Compiling snippets of python code

Basil Brush at
Fri May 8 12:58:49 CEST 2009

I need some advice on compiling snippets of python source at runtime. So
perhaps some python experts can point the way.

I am rewriting an old Java app in python. It tries to find solutions to
computational problems based on the idea of genetic evolution. The Java
version just used an array of bytes for the genomes. These byte
sequences were bytecode which told a rudimentary VM (virtual machine)
which maths functions to call. It used another array as a small chunk of
virtual memory for doing the calculations.

Having seen the docs on python's compile module, I'm thinking of doing
it differently in the new python version. My aim is to have the genomes
made up of a sequence of python source snippets, with each snippet to be
randomly generated, compiled, and executed at runtime. The advantage of
this is that it gives me greater flexibility and I can change what
actions the genomes can do without having to add new functions to my VM.
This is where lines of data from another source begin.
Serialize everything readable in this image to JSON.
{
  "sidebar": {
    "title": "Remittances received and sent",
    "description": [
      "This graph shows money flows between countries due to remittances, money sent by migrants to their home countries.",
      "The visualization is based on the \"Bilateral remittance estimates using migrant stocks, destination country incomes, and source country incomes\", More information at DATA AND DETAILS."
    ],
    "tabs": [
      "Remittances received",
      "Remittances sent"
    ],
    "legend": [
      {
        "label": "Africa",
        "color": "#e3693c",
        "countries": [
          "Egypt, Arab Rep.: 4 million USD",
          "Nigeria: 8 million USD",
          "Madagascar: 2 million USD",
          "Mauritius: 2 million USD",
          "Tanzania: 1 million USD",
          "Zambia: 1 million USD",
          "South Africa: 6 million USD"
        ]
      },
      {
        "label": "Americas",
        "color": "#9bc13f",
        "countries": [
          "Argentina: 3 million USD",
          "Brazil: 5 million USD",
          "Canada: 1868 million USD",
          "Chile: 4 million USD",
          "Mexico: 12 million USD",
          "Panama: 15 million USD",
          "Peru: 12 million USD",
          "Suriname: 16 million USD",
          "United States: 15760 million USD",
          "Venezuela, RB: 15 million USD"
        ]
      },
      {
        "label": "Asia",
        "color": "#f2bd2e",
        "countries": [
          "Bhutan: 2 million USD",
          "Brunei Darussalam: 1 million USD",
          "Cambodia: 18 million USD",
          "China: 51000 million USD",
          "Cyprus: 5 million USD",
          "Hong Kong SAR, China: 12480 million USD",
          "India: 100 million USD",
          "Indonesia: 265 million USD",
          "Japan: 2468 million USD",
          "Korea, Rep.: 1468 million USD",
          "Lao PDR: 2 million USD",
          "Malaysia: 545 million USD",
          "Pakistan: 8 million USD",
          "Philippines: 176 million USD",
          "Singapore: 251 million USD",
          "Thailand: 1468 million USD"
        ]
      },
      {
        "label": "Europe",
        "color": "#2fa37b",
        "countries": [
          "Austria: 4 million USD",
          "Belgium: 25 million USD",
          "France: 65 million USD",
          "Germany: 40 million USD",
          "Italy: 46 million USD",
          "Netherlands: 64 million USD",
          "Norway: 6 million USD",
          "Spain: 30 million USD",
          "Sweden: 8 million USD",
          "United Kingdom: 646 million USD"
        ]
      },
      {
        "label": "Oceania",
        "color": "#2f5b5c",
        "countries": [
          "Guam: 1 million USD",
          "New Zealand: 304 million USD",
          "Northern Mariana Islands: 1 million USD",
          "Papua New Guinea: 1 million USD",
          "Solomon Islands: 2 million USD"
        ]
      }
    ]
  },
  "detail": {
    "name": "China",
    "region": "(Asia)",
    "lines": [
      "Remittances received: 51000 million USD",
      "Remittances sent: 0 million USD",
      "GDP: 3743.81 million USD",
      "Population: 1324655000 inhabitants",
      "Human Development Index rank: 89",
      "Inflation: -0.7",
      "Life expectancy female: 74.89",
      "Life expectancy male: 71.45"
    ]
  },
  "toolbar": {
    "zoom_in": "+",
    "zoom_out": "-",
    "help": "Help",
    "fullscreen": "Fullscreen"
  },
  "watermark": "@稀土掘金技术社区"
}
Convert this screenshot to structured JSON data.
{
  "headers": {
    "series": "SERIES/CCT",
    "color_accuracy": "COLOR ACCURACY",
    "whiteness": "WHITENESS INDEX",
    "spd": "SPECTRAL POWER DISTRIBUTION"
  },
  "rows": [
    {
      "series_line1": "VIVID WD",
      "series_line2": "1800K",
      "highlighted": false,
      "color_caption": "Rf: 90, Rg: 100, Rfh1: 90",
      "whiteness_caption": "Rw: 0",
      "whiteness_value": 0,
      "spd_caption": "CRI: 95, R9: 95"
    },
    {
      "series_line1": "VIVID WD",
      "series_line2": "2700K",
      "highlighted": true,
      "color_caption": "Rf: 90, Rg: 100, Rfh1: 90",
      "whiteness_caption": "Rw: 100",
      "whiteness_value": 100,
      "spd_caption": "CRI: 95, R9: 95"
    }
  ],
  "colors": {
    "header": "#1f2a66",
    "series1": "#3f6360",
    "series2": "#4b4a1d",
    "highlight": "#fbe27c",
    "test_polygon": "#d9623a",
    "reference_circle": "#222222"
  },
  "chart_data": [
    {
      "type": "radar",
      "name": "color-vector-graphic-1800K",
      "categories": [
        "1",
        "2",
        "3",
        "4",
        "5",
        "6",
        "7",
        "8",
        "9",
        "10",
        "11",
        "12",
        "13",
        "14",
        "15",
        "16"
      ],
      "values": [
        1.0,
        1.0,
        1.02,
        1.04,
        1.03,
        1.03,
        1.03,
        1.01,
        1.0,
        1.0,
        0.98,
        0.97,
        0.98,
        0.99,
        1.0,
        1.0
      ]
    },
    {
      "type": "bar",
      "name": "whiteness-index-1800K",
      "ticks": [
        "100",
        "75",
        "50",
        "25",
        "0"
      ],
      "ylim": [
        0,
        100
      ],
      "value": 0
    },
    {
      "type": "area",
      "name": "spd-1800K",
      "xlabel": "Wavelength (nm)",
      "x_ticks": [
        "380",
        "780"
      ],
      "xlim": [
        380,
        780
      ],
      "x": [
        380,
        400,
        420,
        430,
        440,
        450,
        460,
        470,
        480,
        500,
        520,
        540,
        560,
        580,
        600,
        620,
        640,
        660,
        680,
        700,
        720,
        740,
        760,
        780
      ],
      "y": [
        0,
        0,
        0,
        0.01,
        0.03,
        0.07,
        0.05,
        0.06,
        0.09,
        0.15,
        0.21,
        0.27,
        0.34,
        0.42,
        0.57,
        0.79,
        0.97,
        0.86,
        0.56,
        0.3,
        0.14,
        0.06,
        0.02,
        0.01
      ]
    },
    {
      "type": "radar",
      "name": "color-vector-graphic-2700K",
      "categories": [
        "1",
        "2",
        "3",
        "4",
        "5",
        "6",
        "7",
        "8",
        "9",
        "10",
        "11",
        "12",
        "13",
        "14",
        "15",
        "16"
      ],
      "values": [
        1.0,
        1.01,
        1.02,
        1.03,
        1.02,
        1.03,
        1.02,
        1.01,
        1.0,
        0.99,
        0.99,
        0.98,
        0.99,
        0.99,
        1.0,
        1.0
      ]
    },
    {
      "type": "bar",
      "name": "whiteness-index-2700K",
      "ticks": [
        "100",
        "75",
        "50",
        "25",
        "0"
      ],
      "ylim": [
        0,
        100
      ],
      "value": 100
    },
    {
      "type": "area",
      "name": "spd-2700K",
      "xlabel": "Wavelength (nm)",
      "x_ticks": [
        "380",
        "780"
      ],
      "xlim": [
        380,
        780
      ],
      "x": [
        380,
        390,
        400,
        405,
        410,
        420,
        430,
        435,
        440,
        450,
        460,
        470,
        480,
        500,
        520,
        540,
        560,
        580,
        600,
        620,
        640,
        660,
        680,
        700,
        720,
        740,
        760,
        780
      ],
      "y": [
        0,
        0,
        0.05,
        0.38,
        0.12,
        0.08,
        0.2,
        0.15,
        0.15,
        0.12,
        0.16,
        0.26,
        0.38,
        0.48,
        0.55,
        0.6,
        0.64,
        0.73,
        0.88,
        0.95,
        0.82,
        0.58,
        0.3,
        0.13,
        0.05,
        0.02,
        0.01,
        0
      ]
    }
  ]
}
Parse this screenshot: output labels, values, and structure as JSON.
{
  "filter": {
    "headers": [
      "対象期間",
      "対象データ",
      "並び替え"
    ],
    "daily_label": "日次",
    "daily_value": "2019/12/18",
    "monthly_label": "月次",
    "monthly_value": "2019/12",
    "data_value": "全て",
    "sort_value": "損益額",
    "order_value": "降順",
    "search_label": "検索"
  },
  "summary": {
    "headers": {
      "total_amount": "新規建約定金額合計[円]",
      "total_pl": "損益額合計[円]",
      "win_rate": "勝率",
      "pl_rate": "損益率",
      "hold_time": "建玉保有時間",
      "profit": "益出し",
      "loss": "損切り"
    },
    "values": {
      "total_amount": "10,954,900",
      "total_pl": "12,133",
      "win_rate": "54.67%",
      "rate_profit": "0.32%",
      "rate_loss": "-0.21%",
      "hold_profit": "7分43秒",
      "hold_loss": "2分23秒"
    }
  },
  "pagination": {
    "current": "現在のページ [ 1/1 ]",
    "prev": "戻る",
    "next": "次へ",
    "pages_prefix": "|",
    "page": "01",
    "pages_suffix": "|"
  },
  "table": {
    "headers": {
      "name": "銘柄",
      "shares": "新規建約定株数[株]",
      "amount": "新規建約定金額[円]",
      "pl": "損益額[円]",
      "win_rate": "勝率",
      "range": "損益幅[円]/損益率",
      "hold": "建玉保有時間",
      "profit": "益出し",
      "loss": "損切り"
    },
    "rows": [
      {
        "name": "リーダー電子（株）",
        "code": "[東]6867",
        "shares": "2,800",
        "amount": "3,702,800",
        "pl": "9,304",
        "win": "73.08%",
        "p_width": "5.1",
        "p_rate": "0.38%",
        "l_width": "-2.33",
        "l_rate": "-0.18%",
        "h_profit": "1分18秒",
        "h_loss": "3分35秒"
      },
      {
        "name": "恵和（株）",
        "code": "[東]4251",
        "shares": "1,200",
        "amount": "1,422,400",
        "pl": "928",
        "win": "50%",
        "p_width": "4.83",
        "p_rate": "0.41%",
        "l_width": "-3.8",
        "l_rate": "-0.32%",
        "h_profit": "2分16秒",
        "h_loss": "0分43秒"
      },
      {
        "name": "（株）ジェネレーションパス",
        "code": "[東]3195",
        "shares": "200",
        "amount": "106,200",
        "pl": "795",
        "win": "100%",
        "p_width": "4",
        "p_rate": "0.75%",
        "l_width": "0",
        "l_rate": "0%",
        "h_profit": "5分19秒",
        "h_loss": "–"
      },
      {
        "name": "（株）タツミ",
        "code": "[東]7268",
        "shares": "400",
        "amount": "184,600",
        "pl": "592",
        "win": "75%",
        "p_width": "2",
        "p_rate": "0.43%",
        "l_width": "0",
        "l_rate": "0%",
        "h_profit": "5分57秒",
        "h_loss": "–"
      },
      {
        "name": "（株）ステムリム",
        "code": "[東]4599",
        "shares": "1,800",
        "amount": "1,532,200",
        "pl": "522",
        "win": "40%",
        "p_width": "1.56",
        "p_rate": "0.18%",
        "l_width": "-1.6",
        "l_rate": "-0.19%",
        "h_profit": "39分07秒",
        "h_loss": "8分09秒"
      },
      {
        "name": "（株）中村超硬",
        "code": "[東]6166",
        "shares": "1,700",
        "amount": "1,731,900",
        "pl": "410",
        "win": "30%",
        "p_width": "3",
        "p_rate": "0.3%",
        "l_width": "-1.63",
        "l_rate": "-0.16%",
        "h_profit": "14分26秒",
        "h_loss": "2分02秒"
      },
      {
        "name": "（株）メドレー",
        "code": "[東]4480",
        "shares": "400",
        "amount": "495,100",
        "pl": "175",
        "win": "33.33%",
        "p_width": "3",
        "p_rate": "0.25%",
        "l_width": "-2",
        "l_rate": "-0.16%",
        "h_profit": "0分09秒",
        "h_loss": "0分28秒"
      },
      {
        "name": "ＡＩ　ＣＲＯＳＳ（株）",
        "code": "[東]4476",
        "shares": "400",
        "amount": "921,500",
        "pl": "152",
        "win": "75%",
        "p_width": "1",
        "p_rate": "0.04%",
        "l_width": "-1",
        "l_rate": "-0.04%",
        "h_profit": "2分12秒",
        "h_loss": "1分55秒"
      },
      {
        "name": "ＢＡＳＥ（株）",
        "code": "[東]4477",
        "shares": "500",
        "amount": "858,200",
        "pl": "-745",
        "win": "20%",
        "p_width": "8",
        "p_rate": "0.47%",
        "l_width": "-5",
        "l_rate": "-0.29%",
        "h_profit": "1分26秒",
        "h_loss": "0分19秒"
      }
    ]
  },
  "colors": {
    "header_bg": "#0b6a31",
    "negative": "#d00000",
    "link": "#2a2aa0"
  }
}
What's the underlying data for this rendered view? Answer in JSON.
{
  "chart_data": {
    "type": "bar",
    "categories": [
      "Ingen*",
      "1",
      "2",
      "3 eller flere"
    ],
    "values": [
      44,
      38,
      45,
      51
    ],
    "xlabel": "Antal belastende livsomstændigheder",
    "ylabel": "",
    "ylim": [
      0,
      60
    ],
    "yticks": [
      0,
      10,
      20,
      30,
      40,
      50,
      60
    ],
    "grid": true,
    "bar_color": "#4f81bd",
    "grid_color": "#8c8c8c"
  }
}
But there's some crucial points. When the snippet is executed I would
need to pass in a list or array, and I need the list back again with any
changes that were made; this is the virtual memory and how I would get
the results back, and is also how the snippet would get data from a
previous snippet in a sequence. How would I do this? Also, there is a
database of input data. Rather than pass all that data to the snippet
I'd rather have functions in my module which the snippet could call to
get data. So what's the scope of an executing piece of code? Can it
access my modules and functions?

My linux system has python 2.5 and I noticed that the docs say the
compile module has been removed from python 3.0. So I'm concerned about
whether my app would work in 3.0 if I upgraded. Does anyone know if they
moved the compiler to another module or simply removed it entirely?